Advertisement

Wrong battles in the war on asthma

Share
Times Staff Writer

Parents who decide to rip out the carpeting or buy a humidifier to relieve their child’s asthmatic symptoms may be doing the wrong thing. Many of the changes parents make at home for their asthmatic kids are ineffective and may even be detrimental to their kids’ health, a new survey found. The University of Michigan study, published in the August issue of the Journal of Allergy and Immunology, found that only half of the 1,788 asthma-proofing steps taken by parents were likely to work. The other half were unproven, not likely to treat the child’s specific asthma triggers or, in a handful of cases, potentially harmful.

Part of the problem, said principal investigator Dr. Michael Cabana, is that parents seem to be getting mixed messages about the appropriate treatment for their child’s specific asthma triggers.
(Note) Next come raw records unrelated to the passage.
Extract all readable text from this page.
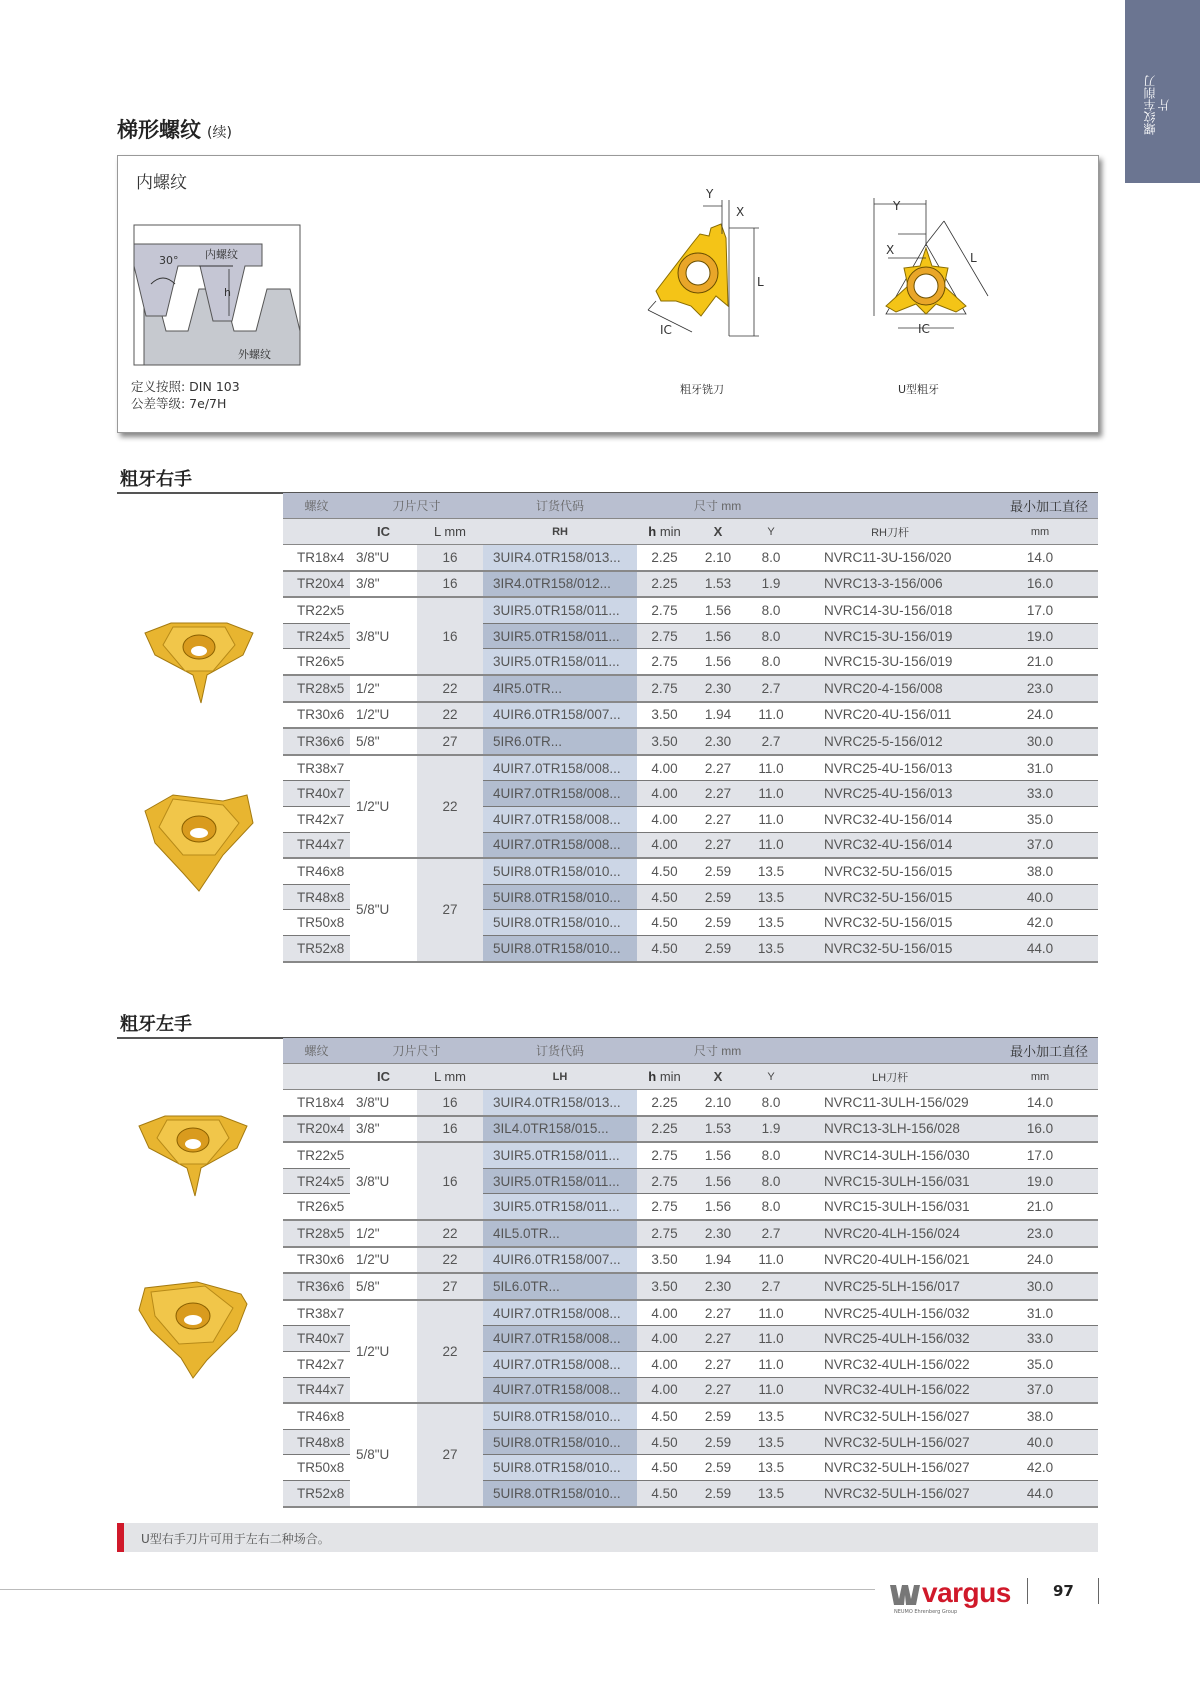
螺纹车削刀片
梯形螺纹 (续)
内螺纹
30° 内螺纹
h
外螺纹
定义按照: DIN 103
公差等级: 7e/7H
Y
X
L
IC
粗牙铣刀
Y
X
L
IC
U型粗牙
粗牙右手
螺纹	刀片尺寸		订货代码	尺寸 mm			最小加工直径	
	IC	L mm	RH	h min	X	Y	RH刀杆	mm
TR18x4	3/8"U	16	3UIR4.0TR158/013...	2.25	2.10	8.0	NVRC11-3U-156/020	14.0
TR20x4	3/8"	16	3IR4.0TR158/012...	2.25	1.53	1.9	NVRC13-3-156/006	16.0
TR22x5	3/8"U	16	3UIR5.0TR158/011...	2.75	1.56	8.0	NVRC14-3U-156/018	17.0
TR24x5			3UIR5.0TR158/011...	2.75	1.56	8.0	NVRC15-3U-156/019	19.0
TR26x5			3UIR5.0TR158/011...	2.75	1.56	8.0	NVRC15-3U-156/019	21.0
TR28x5	1/2"	22	4IR5.0TR...	2.75	2.30	2.7	NVRC20-4-156/008	23.0
TR30x6	1/2"U	22	4UIR6.0TR158/007...	3.50	1.94	11.0	NVRC20-4U-156/011	24.0
TR36x6	5/8"	27	5IR6.0TR...	3.50	2.30	2.7	NVRC25-5-156/012	30.0
TR38x7	1/2"U	22	4UIR7.0TR158/008...	4.00	2.27	11.0	NVRC25-4U-156/013	31.0
TR40x7			4UIR7.0TR158/008...	4.00	2.27	11.0	NVRC25-4U-156/013	33.0
TR42x7			4UIR7.0TR158/008...	4.00	2.27	11.0	NVRC32-4U-156/014	35.0
TR44x7			4UIR7.0TR158/008...	4.00	2.27	11.0	NVRC32-4U-156/014	37.0
TR46x8	5/8"U	27	5UIR8.0TR158/010...	4.50	2.59	13.5	NVRC32-5U-156/015	38.0
TR48x8			5UIR8.0TR158/010...	4.50	2.59	13.5	NVRC32-5U-156/015	40.0
TR50x8			5UIR8.0TR158/010...	4.50	2.59	13.5	NVRC32-5U-156/015	42.0
TR52x8			5UIR8.0TR158/010...	4.50	2.59	13.5	NVRC32-5U-156/015	44.0
粗牙左手
螺纹	刀片尺寸		订货代码	尺寸 mm			最小加工直径	
	IC	L mm	LH	h min	X	Y	LH刀杆	mm
TR18x4	3/8"U	16	3UIR4.0TR158/013...	2.25	2.10	8.0	NVRC11-3ULH-156/029	14.0
TR20x4	3/8"	16	3IL4.0TR158/015...	2.25	1.53	1.9	NVRC13-3LH-156/028	16.0
TR22x5	3/8"U	16	3UIR5.0TR158/011...	2.75	1.56	8.0	NVRC14-3ULH-156/030	17.0
TR24x5			3UIR5.0TR158/011...	2.75	1.56	8.0	NVRC15-3ULH-156/031	19.0
TR26x5			3UIR5.0TR158/011...	2.75	1.56	8.0	NVRC15-3ULH-156/031	21.0
TR28x5	1/2"	22	4IL5.0TR...	2.75	2.30	2.7	NVRC20-4LH-156/024	23.0
TR30x6	1/2"U	22	4UIR6.0TR158/007...	3.50	1.94	11.0	NVRC20-4ULH-156/021	24.0
TR36x6	5/8"	27	5IL6.0TR...	3.50	2.30	2.7	NVRC25-5LH-156/017	30.0
TR38x7	1/2"U	22	4UIR7.0TR158/008...	4.00	2.27	11.0	NVRC25-4ULH-156/032	31.0
TR40x7			4UIR7.0TR158/008...	4.00	2.27	11.0	NVRC25-4ULH-156/032	33.0
TR42x7			4UIR7.0TR158/008...	4.00	2.27	11.0	NVRC32-4ULH-156/022	35.0
TR44x7			4UIR7.0TR158/008...	4.00	2.27	11.0	NVRC32-4ULH-156/022	37.0
TR46x8	5/8"U	27	5UIR8.0TR158/010...	4.50	2.59	13.5	NVRC32-5ULH-156/027	38.0
TR48x8			5UIR8.0TR158/010...	4.50	2.59	13.5	NVRC32-5ULH-156/027	40.0
TR50x8			5UIR8.0TR158/010...	4.50	2.59	13.5	NVRC32-5ULH-156/027	42.0
TR52x8			5UIR8.0TR158/010...	4.50	2.59	13.5	NVRC32-5ULH-156/027	44.0
U型右手刀片可用于左右二种场合。
vargus
NEUMO Ehrenberg Group
97
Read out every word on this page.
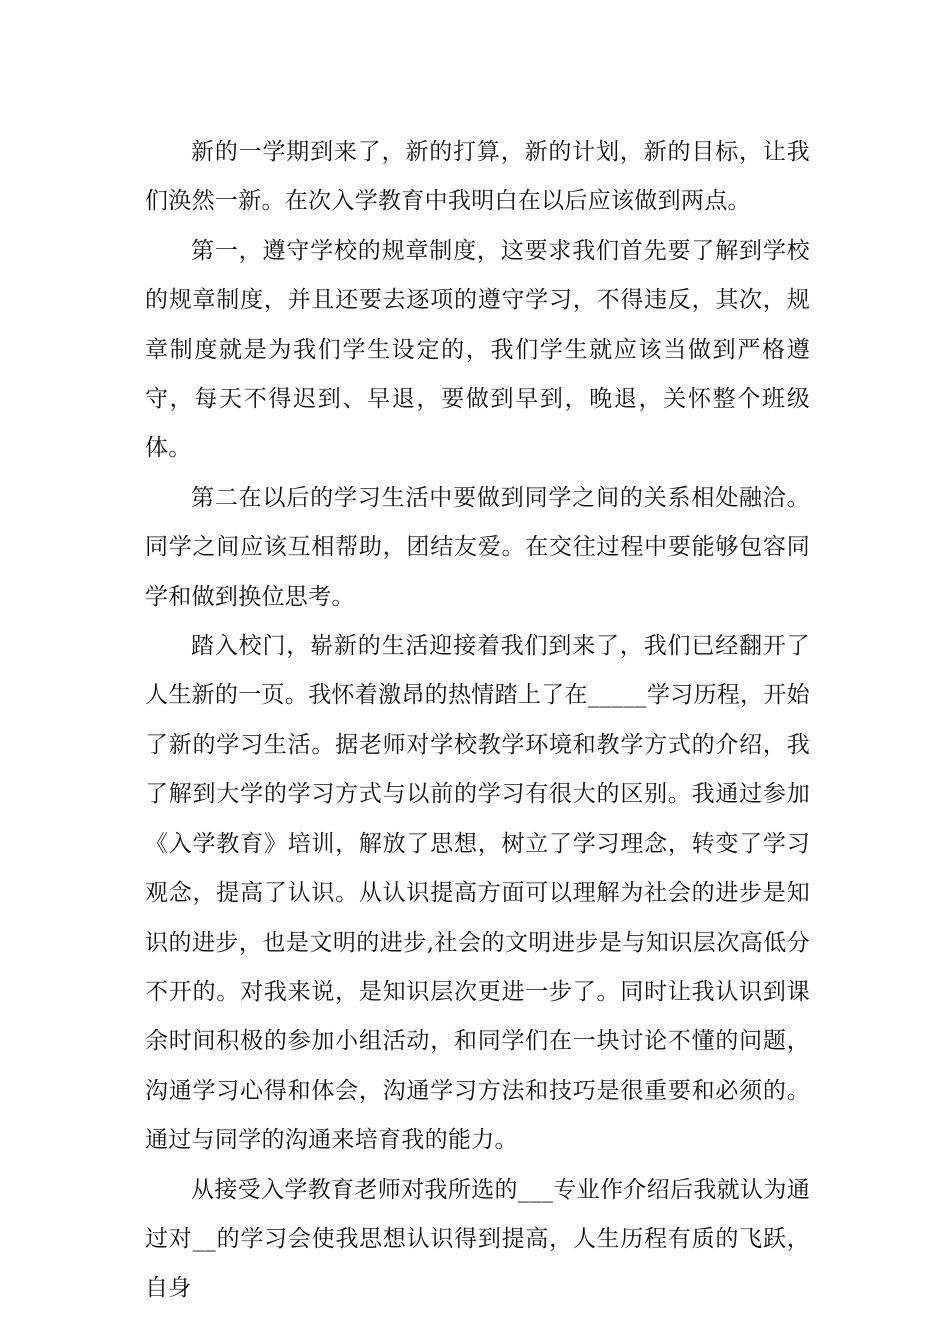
新的一学期到来了，新的打算，新的计划，新的目标，让我们涣然一新。在次入学教育中我明白在以后应该做到两点。

第一，遵守学校的规章制度，这要求我们首先要了解到学校的规章制度，并且还要去逐项的遵守学习，不得违反，其次，规章制度就是为我们学生设定的，我们学生就应该当做到严格遵守，每天不得迟到、早退，要做到早到，晚退，关怀整个班级体。

第二在以后的学习生活中要做到同学之间的关系相处融洽。同学之间应该互相帮助，团结友爱。在交往过程中要能够包容同学和做到换位思考。

踏入校门，崭新的生活迎接着我们到来了，我们已经翻开了人生新的一页。我怀着激昂的热情踏上了在_____学习历程，开始了新的学习生活。据老师对学校教学环境和教学方式的介绍，我了解到大学的学习方式与以前的学习有很大的区别。我通过参加《入学教育》培训，解放了思想，树立了学习理念，转变了学习观念，提高了认识。从认识提高方面可以理解为社会的进步是知识的进步，也是文明的进步,社会的文明进步是与知识层次高低分不开的。对我来说，是知识层次更进一步了。同时让我认识到课余时间积极的参加小组活动，和同学们在一块讨论不懂的问题，沟通学习心得和体会，沟通学习方法和技巧是很重要和必须的。通过与同学的沟通来培育我的能力。

从接受入学教育老师对我所选的___专业作介绍后我就认为通过对__的学习会使我思想认识得到提高，人生历程有质的飞跃，自身
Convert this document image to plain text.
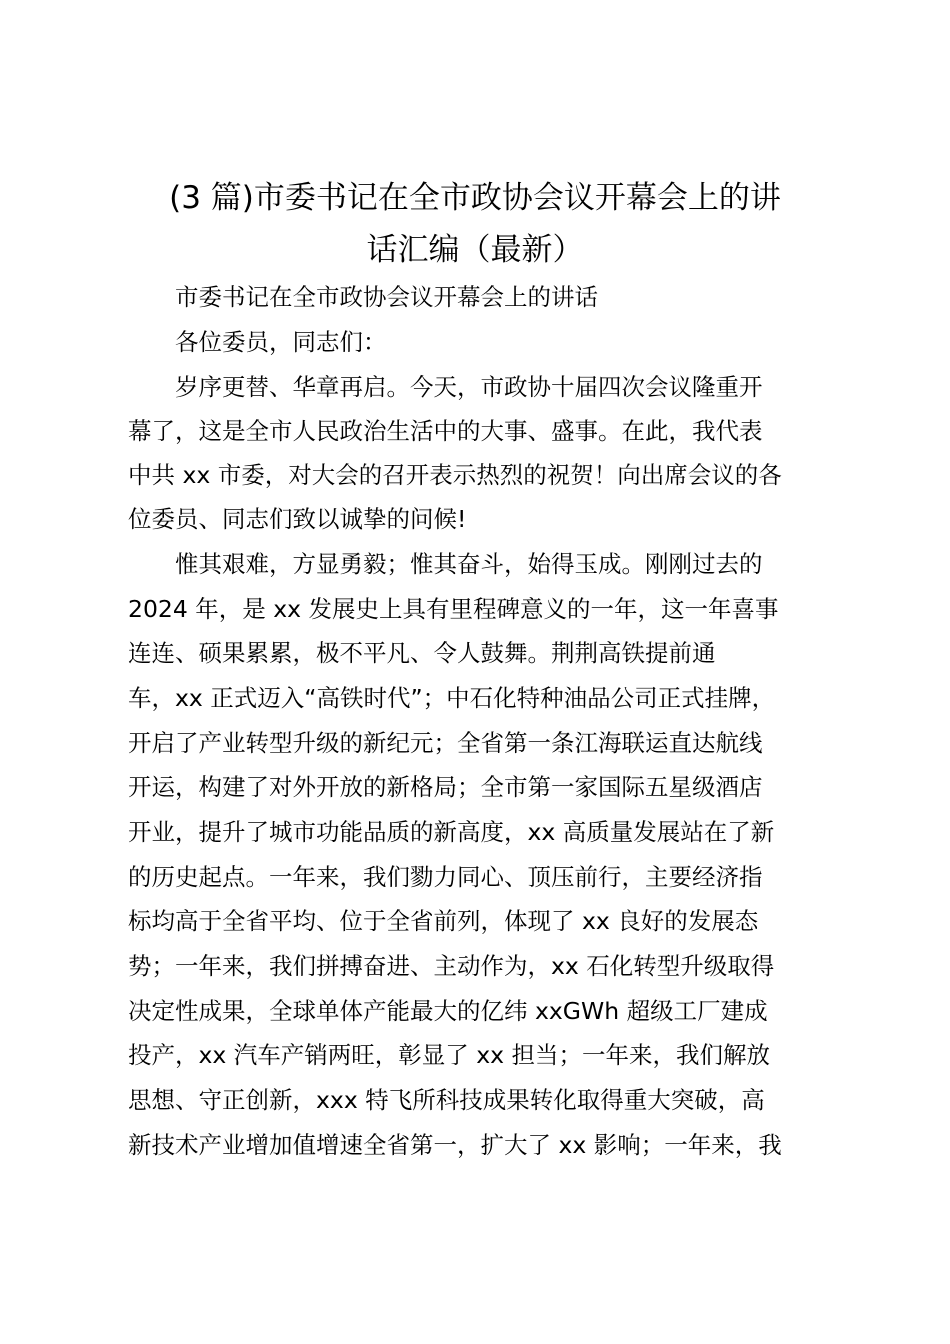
(3 篇)市委书记在全市政协会议开幕会上的讲
话汇编（最新）

　　市委书记在全市政协会议开幕会上的讲话

　　各位委员，同志们：

　　岁序更替、华章再启。今天，市政协十届四次会议隆重开

幕了，这是全市人民政治生活中的大事、盛事。在此，我代表

中共 xx 市委，对大会的召开表示热烈的祝贺！向出席会议的各

位委员、同志们致以诚挚的问候!

　　惟其艰难，方显勇毅；惟其奋斗，始得玉成。刚刚过去的

2024 年，是 xx 发展史上具有里程碑意义的一年，这一年喜事

连连、硕果累累，极不平凡、令人鼓舞。荆荆高铁提前通

车，xx 正式迈入“高铁时代”；中石化特种油品公司正式挂牌，

开启了产业转型升级的新纪元；全省第一条江海联运直达航线

开运，构建了对外开放的新格局；全市第一家国际五星级酒店

开业，提升了城市功能品质的新高度，xx 高质量发展站在了新

的历史起点。一年来，我们勠力同心、顶压前行，主要经济指

标均高于全省平均、位于全省前列，体现了 xx 良好的发展态

势；一年来，我们拼搏奋进、主动作为，xx 石化转型升级取得

决定性成果，全球单体产能最大的亿纬 xxGWh 超级工厂建成

投产，xx 汽车产销两旺，彰显了 xx 担当；一年来，我们解放

思想、守正创新，xxx 特飞所科技成果转化取得重大突破，高

新技术产业增加值增速全省第一，扩大了 xx 影响；一年来，我
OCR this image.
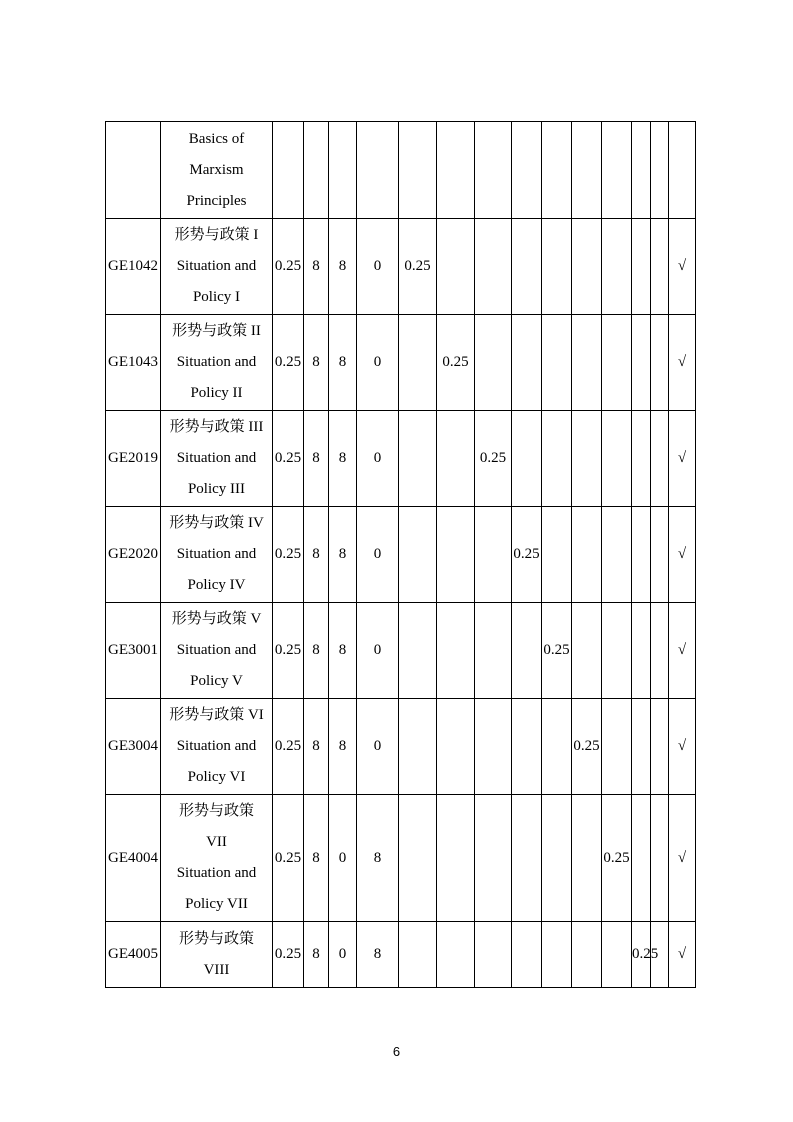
	Basics of
Marxism
Principles														

GE1042	形势与政策 I
Situation and
Policy I	0.25	8	8	0	0.25									√
GE1043	形势与政策 II
Situation and
Policy II	0.25	8	8	0		0.25								√
GE2019	形势与政策 III
Situation and
Policy III	0.25	8	8	0			0.25							√
GE2020	形势与政策 IV
Situation and
Policy IV	0.25	8	8	0				0.25						√
GE3001	形势与政策 V
Situation and
Policy V	0.25	8	8	0					0.25					√
GE3004	形势与政策 VI
Situation and
Policy VI	0.25	8	8	0						0.25				√
GE4004	形势与政策
VII
Situation and
Policy VII	0.25	8	0	8							0.25			√
GE4005	形势与政策
VIII	0.25	8	0	8								0.25		√
6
Cabana, a University of Michigan pediatrician, and the researchers found that about half the measures parents undertook didn’t match up. Some parents with children whose asthma attacks are triggered by pollen, for example, purchased mattress covers for dust mites instead of shutting the windows to keep pollen out.

Advertisement

What many people don’t understand, said Dr. Toby Lewis, a co-investigator and pediatric pulmonologist, is that the environmental factors that trigger asthmatic reactions are different for every child. In three children, for example, the same asthma symptoms could be set off by such varied factors as dust mites, cold weather or heavy perfume. Although cigarette smoke is known to be a major trigger of asthma for children, the survey found that nearly one in four parents reported that someone smoked in the home. To identify possible sources of asthma attacks, “we count on the parents a lot,” Cabana said. “They have to be detectives to help us figure out what the triggers are.”